Com base em seus estudos sobre a classificação dos distúrbios e a etiologia destes, Winnicott ampliou e modificou substancialmente o conceito de clínica psicanalítica, descrevendo três variedades básicas de "psicoterapia": a das psicoses, a das depressões reativas e das neuroses e a da tendência anti–social (1984a, cap. 27). A variedade da psicoterapia para as psicoses caracteriza–se, sobretudo, por uma organização complexa do holding, que permite a regressão à dependência, fenômeno essencialmente distinto da regressão aos pontos de fixação da libido. No caso das psicoses, a clínica tradicional revela–se inapropriada precisamente devido ao erro teórico que consiste em confundir esses dois tipos de regressão, pois considera "que o termo ‘adaptação às necessidades’ no tratamento de pacientes esquizóides e no cuidado do lactente significa satisfazer os impulsos do id" (1965b, p. 241; tr. p. 217), o que, segundo Winnicott, é inteiramente inadequado. A segunda variedade, a das depressões reativas e das neuroses, vale–se do setting clássico desenhado por Freud e trabalha com interpretação. A terceira, a da tendência anti–social, na medida em que compete à psicanálise propriamente dita, e não ao manejo familiar ou social em geral, consiste em admitir a atuação do paciente como parte da transferência, entendendo que se trata de um sinal de esperança que precisa ser compreendido como tal e valorizado positivamente (idem).

 

3. Detalhamento de alguns aspectos teóricos da revolução winnicottiana

A fim de preparar a minha análise da teoria da sexualidade elaborada por Winnicott como parte integrante da sua teoria do amadurecimento, convém aprofundar alguns pontos teóricos do seu paradigma.13 As diferenças com Freud servirão de evidências adicionais de que Winnicott produziu uma mudança na psicanálise que pode ser caracterizada como revolução científica num sentido próximo ao de Kuhn.
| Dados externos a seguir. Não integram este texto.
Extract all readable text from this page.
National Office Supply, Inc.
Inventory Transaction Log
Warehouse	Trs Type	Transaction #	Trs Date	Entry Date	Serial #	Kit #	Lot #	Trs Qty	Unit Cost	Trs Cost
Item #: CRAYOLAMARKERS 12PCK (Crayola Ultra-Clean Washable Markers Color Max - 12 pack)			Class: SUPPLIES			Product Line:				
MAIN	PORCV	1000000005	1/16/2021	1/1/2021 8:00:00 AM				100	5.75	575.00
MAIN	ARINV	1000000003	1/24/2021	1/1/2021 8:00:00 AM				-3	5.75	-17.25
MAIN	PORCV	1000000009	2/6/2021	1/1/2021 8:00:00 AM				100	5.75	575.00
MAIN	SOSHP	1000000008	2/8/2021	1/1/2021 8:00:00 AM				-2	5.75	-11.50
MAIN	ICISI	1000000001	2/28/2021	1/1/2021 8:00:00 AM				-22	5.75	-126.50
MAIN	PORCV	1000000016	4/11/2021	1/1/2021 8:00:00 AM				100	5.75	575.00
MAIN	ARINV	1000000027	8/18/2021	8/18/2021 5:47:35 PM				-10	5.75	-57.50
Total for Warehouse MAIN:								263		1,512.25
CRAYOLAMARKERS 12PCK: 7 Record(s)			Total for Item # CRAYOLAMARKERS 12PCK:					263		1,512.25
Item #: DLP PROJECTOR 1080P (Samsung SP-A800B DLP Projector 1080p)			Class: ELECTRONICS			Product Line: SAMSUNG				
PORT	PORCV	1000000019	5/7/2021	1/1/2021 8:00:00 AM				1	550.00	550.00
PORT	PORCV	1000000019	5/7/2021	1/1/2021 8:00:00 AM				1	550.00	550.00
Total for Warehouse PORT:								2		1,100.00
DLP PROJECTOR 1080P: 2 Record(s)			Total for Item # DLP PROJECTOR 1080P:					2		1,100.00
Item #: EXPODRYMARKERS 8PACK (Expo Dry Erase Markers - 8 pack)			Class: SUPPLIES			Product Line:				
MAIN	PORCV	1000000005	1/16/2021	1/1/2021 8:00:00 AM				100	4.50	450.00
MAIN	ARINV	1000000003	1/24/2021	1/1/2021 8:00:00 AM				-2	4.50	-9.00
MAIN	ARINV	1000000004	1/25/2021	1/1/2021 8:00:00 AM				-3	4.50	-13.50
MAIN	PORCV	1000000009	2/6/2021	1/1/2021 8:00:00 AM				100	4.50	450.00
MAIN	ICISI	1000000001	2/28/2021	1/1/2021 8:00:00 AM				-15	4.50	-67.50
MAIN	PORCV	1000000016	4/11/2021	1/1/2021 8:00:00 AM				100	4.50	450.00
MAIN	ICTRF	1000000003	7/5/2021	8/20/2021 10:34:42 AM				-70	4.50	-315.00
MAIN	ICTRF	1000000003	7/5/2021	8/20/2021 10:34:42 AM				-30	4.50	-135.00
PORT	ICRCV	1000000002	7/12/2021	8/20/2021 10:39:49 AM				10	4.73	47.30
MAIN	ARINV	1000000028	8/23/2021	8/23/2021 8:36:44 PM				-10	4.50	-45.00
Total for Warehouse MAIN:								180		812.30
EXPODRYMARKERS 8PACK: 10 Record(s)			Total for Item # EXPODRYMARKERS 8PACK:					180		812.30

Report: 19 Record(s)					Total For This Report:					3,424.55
Começo pelo modelo ontológico do objeto de estudo da psicanálise. Enquanto a psicanálise tradicional estuda o psiquismo humano14 – concebido metapsicologicamente (especulativamente) como um aparelho movido a pulsões dirigidas para objetos (o papel central do relacionamento objetal sendo a satisfação) –, a winnicottiana jamais se distancia da "relação" factual indivíduo–ambiente, o indivíduo sendo caracterizado pela tendência para o amadurecimento e o ambiente, investido do papel de facilitador dessa tendência. De acordo com o preceito de manter abertas as pontes entre o paradigma antigo e o novo, Winnicott esforçar–se–á por preservar o que for possível da teoria antiga e, sobretudo, a eficácia clínica da psicanálise. Nesse espírito, os conceitos de pulsão, de "relação de objeto", de aparelho psíquico, de inconsciente etc. serão reinterpretados, isto é, transpostos para a linguagem experiencial do paradigma winnicottiano. Tal transposição não é uma simples tradução – visto que os conceitos metapsicológicos de Freud são, por definição, especulativos, isto é, não aplicáveis diretamente à experiência clínica –, mas algo semelhante a uma paráfrase para um campo semântico essencialmente diferente: o da linguagem que se quer essencialmente descritiva.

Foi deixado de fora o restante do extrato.